Идет проливной дождь. За колодцем двора, над головокружительными зигзагами крыш высится ветвистое голое дерево. Завеса дождя то скрывает, то открывает его, превращая попеременно то в резкий офорт, то в бледную пастель. На самую высокую ветку опускается с неба черная точка, и кривая тоненькая веточка гнется под ее тяжестью. Судя по согнутой ветке и темному силуэту на фоне серого неба, это не пичужка, а крупная птица. Другие птицы, разрезающие нити дождя, — воробьи или ласточки — выглядят куда более мелкими точками. Нет, на верхушке дерева сидит не воробей и даже не голубь, птица ринулась вниз стремительно, очертив зубчатыми просветами контуры крыльев. Она выгибается и клюет собственный хвост, который кажется очень длинным, и веточка служит ей качелями. Если пристально смотреть на птицу, она растет: она почти заслонила собой взъерошенные ветви. А дерево гигантское, должно быть, вековое, его видно из стольких окон. Возможно, я один заметил небесного гостя, а может, нет… И впрямь, я словно улавливаю внутренним слухом множество чужих голосов, которые слышу впервые и которые скорей всего никогда больше не услышу.

— Это почтовый голубь, это залетная сорока, это утка, — чуть не хором говорят жильцы на пятнадцатом этаже оранжевого небоскреба.

— Неужели пустельга? Трудно сказать — я не вижу клюва. Дай-ка мне бинокль, Адальджиза, — говорит натуралист, угнездившийся в «голубятне» на улице Боргоспессо.

— Ворон Эдгара По, — говорит старик художник с улицы Бильи, 17, иллюстрировавший это стихотворение тридцать лет назад.

— «Ты не можешь погибнуть, бессмертная птица!» — говорит в апартаментах на улице Пьетро Верри лысый человек, специалист по английской литературе, дважды не прошедший по конкурсу на замещение должности приват-доцента. — Кто это написал? Китс или Шелли? Паскуалина, будь добра, подай мне ту желтую книгу на камине. Жаворонок или соловей? Нет, по размеру больше похоже на курицу. «Ты не можешь погибнуть…» Проклятье! Подумать только, ведь меня прокатили из-за этого самого стихотворения…

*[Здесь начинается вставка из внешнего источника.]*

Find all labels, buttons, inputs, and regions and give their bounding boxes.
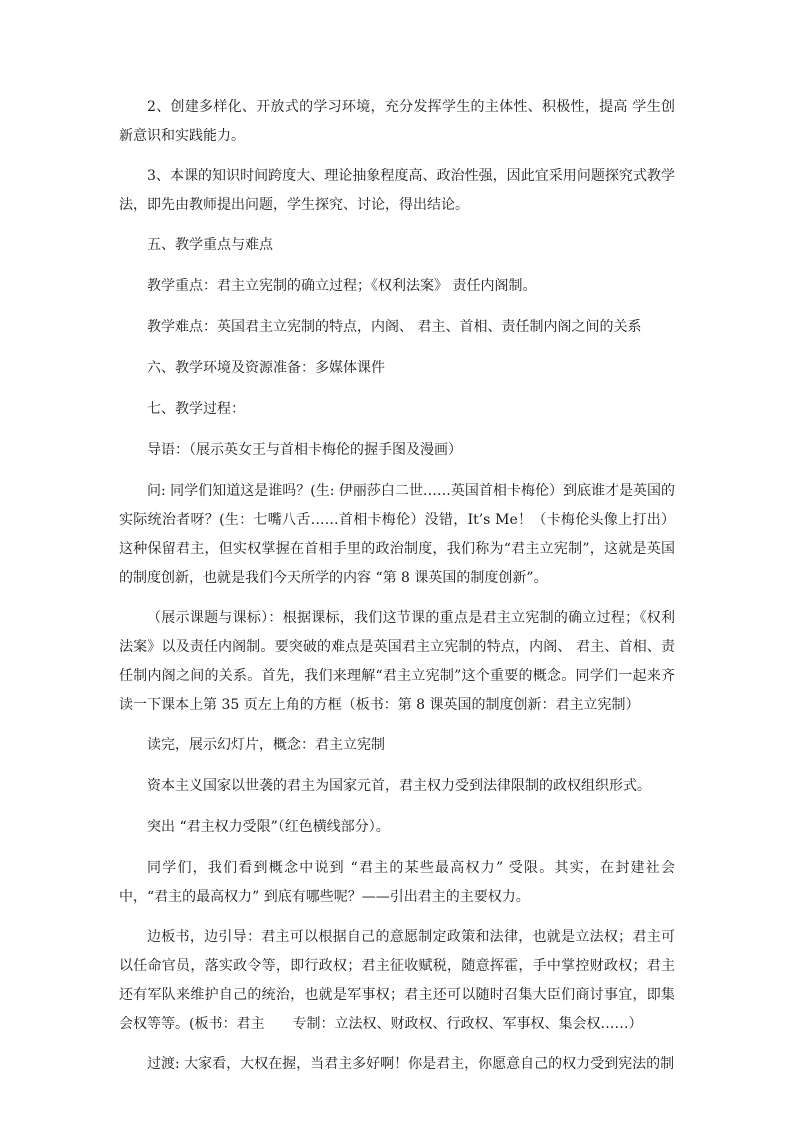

— Вроде бы павлин. Но как он мог очутиться наверху? — говорит дворецкий на улице Сант-Андреа. — Иди посмотри, Аннетта. Брось, не ломайся, побудь немножко со мной, пока хозяев нет дома. Ты когда-нибудь ела павлина?

Возня, чмоканье (возможно, поцелуй), пререкания.

— Это ястреб, — говорит женский голос в доме, что стоит сразу за моим. — Молодой, счастливый… И свободный. Он волен летать, куда захочет. Он не боится урагана, не знает мороки, забот, обязательств. Летает себе и живет. Скоро он будет в Кодоньо, потом в Парме, потом в Сицилии. Он садится на дерево, и никто не спрашивает у него документы. Кормится, чем придется — травой, мышами, насекомыми, пьет эликсир из розовых листьев — напиток нежнее шабли. Это бог — одетый перьями, но все равно бог. Честное слово, это ястреб. Хотела бы я быть на его месте!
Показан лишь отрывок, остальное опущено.